La hiérarchie outre Rhin est horizontale, courte et informelle avec un  style de management participatif et consensuel – tradition communautaire oblige. La prise de décision peut ainsi paraître parfois laborieuse, l’enjeu étant l’adhésion de tous les acteurs.

De manière générale et afin d’éliminer les risques, les Allemands ne prennent de décision qu’à partir d’informations nombreuses, précises, détaillées et quantifiées.

Par contre, une fois la décision adoptée, ils s’y tiennent et s’impliquent profondément dans sa mise en œuvre. Il faudra alors de solides arguments pour les en faire changer, ce qui peut passer pour un manque de flexibilité.  

Autorité : attention aux effets  de charisme

En Allemagne, c’est la fonction qui confère l’autorité et non la personne. Un manager s’affirme avant tout par ses compétences techniques, son efficacité et son aptitude à déléguer sans empiéter sur le domaine de compétences d’autrui. En effet, l’expertise d’un collaborateur étant reconnue par sa fonction, il dispose en conséquence de la marge de manœuvre nécessaire pour agir en toute autonomie et assume la responsabilité.

Fonctionnement : optez pour l’esprit d’équipe et l’open attitude

Fruit de l’héritage  communautaire, l’esprit d’équipe est une vertu cardinale à tel point que la reconnaissance valorise l’équipe et sa cohésion bien plus que l’individu.

Autre valeur centrale en Allemagne : la cogestion qui conduit à aborder les difficultés de façon constructive. C’est à plusieurs qu’on trouve une solution en cultivant le compromis.

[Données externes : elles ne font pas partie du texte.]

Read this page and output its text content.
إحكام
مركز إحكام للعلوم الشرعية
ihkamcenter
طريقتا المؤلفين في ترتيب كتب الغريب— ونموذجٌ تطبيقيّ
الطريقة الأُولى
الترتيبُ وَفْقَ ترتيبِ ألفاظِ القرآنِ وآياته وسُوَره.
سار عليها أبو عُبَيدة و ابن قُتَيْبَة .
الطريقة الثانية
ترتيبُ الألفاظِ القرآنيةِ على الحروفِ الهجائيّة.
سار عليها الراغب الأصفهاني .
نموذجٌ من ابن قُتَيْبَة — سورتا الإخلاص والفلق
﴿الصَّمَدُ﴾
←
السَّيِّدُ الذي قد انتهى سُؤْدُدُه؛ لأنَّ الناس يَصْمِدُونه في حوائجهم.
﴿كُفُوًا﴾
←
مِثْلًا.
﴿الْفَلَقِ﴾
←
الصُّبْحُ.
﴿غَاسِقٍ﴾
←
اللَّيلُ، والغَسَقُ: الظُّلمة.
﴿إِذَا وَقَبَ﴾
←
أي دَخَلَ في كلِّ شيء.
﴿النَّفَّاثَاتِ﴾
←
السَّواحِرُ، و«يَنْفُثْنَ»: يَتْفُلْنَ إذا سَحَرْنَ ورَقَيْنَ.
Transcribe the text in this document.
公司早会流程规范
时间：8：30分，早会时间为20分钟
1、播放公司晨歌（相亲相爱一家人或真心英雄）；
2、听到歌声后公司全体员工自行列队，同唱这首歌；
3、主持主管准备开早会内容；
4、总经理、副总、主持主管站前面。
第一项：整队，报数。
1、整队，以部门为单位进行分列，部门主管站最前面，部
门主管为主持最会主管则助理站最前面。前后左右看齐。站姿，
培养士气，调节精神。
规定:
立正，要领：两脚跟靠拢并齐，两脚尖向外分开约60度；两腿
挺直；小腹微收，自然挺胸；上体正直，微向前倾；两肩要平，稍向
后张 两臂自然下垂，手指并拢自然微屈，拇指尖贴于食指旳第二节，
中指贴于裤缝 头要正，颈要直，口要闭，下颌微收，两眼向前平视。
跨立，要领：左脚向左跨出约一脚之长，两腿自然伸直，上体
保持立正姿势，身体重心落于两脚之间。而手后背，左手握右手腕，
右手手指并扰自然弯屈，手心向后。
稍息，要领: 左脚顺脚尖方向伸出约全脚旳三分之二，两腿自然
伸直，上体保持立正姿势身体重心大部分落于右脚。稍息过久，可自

Temps : fonctionnez en mode structuré

Autre dimension importante, le temps : les Allemands, se concentrent de préférence sur une seule tâche qu’ils mènent à terme. Ils ne passeront à la suivante que si la première honore le cahier des charges.

De la même manière, il est indispensable de bien caler ses horaires : outre-Rhin, la journée professionnelle commence tôt (7h30 ou 8 heures) pour se terminer plus tôt aussi (17 heures) avec une courte pause au déjeuner. Le présentéisme n’est pas de mise.

Espace : gardez la distance et respectez le temps libre

En Allemagne, règne une stricte séparation des sphères publiques et privées. Sur place, on se dédie à son travail sans intrusion ni personnelle ni de la vie privée. Par contre, les Allemands sont particulièrement attachés à leur temps libre et consacrent leurs fins de journée aux loisirs et à la famille.

Communication : restez dans le sujet, gardez en tête l’objectif et allez à l’essentiel

La communication en Allemagne est très directe, factuelle, centrée sur le sujet comme sur l’objectif et transparente afin d’être comprise par tous. Ainsi, arrive-t-on à une réunion documents à l’appui, en l’ayant préparée en détail, avec envoi préalable des mêmes informations à tous les participants. On s’y implique en respectant l’agenda et avec l’objectif d’aboutir à une décision qui sera partagée par tous. On en valide les conclusions par l’envoi d’un récapitulatif à tous les participants. En résumé : ne pas sous estimer l’usage formel de l’écrit.

De plus, les échanges professionnels sont teintés de formalisme : on utilise volontiers les titres, préserve une certaine distance et utilise peu la gestuelle.

En résumé pour bien travailler avec les Allemands, il faut avoir en mémoire leur désir d’appartenance au groupe ce qui implique de :

- respecter les règles,

- s’affirmer par ses compétences professionnelles et non par sa personnalité,

- communiquer de façon claire, ciblée, exacte, factuelle, et impersonnelle,

- faire preuve d’esprit d’équipe, déléguer et respecter les compétences de chacun,

- rechercher la cohésion dans les prises de décision en y impliquant tous les acteurs concernés, argumentaires précis à l’appui,

- accepter que le processus de décision soit long,

- admettre que les missions s’enchainent  l’une après l’autre,

- régler les conflits dans une approche de cogestion,

- être ponctuel et respecter la séparation totale du privé et du public.